POMEROY — “At midnight, the doctors called and they had two new lungs for me. That’s my new birthday now.”
Steve Van Meter says he expected to wait several years to receive an organ transplant, even though his diagnosis gave him only weeks to live.
As his lungs began to fail in early 2016, Ohio State doctors raced to “find plan B.”
Van Meter has been a registered organ donor since a two year stint in the Marine Corps. in the early seventies, but despite this, “Before you’re sick, you don’t really pay too much attention to transplants.”
Mary Gilmore, who organizes events for the Van Meter’s Meigs High School Class of 1970, says the life saving surgery that followed has been an inspiration.
“He is really deserving, although he will say he wasn’t. Medically, emotionally, he understands every day is a gift. And he is really someone who lives every day the fullest. We can all learn from that,” said Gilmore.
The class of 1970 and American Legion Post 39, of which Van Meter is a longtime member, will host an open house this Sunday, June 11 from 2-4 p.m at the Legion Post to celebrate Van Meter and his recovery.
“We hope to have a large group of friends and community members join us in celebrating his miracle of life,” said Gilmore.
And miraculous recovery it has been.
Though expected to be in the hospital for months, Van Meter surprised his Legion friends by returning to Pomeroy after only 30 days. In fact, he was walking around the hospital by his second day of recovery.
“The only thing I worried about, was how am I going to stay in bed for a month. Breathing fully, outside, that first day outside was emotional,” he said.
Van Meter has had only one setback, when he damaged his sutures during a breathing test. Otherwise, at 64, “I think I am in better health than ever.”
He has made himself available to any potential donor or donee, hoping to put patients at ease and encourage more donations of the kind that saved his life.
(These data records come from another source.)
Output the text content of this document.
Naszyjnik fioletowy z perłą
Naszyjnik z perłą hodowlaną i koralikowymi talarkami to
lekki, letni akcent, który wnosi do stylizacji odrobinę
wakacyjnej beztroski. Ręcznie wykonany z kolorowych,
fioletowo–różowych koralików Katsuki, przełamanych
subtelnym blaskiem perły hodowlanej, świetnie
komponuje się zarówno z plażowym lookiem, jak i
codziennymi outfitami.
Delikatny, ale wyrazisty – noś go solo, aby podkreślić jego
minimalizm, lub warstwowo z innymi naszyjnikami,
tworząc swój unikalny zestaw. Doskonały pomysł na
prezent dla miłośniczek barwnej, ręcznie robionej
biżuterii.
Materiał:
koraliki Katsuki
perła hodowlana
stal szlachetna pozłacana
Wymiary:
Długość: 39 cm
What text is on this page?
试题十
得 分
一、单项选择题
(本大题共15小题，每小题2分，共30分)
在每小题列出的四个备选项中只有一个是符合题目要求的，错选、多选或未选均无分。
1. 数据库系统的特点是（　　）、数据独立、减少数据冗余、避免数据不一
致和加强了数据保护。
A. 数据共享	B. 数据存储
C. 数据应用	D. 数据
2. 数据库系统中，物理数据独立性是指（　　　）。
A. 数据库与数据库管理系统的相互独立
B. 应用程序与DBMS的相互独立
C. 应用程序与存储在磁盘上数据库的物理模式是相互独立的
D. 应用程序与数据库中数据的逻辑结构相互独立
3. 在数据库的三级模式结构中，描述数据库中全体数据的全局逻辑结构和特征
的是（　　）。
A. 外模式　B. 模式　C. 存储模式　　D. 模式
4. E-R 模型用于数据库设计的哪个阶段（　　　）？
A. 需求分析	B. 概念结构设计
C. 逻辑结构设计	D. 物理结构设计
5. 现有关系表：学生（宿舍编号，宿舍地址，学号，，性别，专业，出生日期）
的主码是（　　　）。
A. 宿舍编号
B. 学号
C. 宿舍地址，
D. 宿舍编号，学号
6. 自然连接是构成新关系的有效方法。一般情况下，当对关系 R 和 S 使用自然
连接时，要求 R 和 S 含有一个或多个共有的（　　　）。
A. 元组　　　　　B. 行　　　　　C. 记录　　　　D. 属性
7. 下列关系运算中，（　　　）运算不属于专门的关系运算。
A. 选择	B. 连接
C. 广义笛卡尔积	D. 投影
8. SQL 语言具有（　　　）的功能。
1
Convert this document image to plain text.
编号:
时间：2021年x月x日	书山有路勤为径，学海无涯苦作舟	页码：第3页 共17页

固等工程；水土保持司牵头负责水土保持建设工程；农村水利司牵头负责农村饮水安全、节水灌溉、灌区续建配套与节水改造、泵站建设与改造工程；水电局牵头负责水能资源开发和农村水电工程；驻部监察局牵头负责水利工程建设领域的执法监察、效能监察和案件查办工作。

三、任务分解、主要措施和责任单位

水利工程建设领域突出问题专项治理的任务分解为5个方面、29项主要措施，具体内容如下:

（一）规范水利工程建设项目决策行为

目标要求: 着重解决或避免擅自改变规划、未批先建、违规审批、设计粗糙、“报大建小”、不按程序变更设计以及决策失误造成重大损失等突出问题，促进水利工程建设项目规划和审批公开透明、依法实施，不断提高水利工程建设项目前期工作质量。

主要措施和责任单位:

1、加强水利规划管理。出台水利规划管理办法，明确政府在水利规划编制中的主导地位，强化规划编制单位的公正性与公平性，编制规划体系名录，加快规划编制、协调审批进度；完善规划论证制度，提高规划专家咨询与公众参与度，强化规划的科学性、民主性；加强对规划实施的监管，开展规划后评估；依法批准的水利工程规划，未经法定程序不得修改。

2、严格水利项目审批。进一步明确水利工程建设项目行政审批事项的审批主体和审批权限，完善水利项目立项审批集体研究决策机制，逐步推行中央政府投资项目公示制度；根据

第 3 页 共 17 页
“I would like more information to get out about donors. There are a lot of myths about being sliced and diced, but it’s not like that. You can’t even tell organs have been removed. And it can help and save so many people.”
He wrote a three page letter to the family of his donor, via the Donate Life advocacy group, to share his extreme thanks.
Van Meter also says his bedside overflowed with “so many cards, letter, calls, visits…I think I ended up on ten or twelve church lists.”
He resolved that when he got out, he would visit each and say thank you.
As walking proof of the medical success, he hoped to continue to spread knowledge and convince others to become organ donors.
“Maybe that’s why I was saved, I still don’t think I’m worthy, but I’m not going to argue with Him.”
“I’ve had three people tell me they’ve changed their status based on my story. Hopefully more word gets out there, and more people learn about it. What greater gift can you give than life?”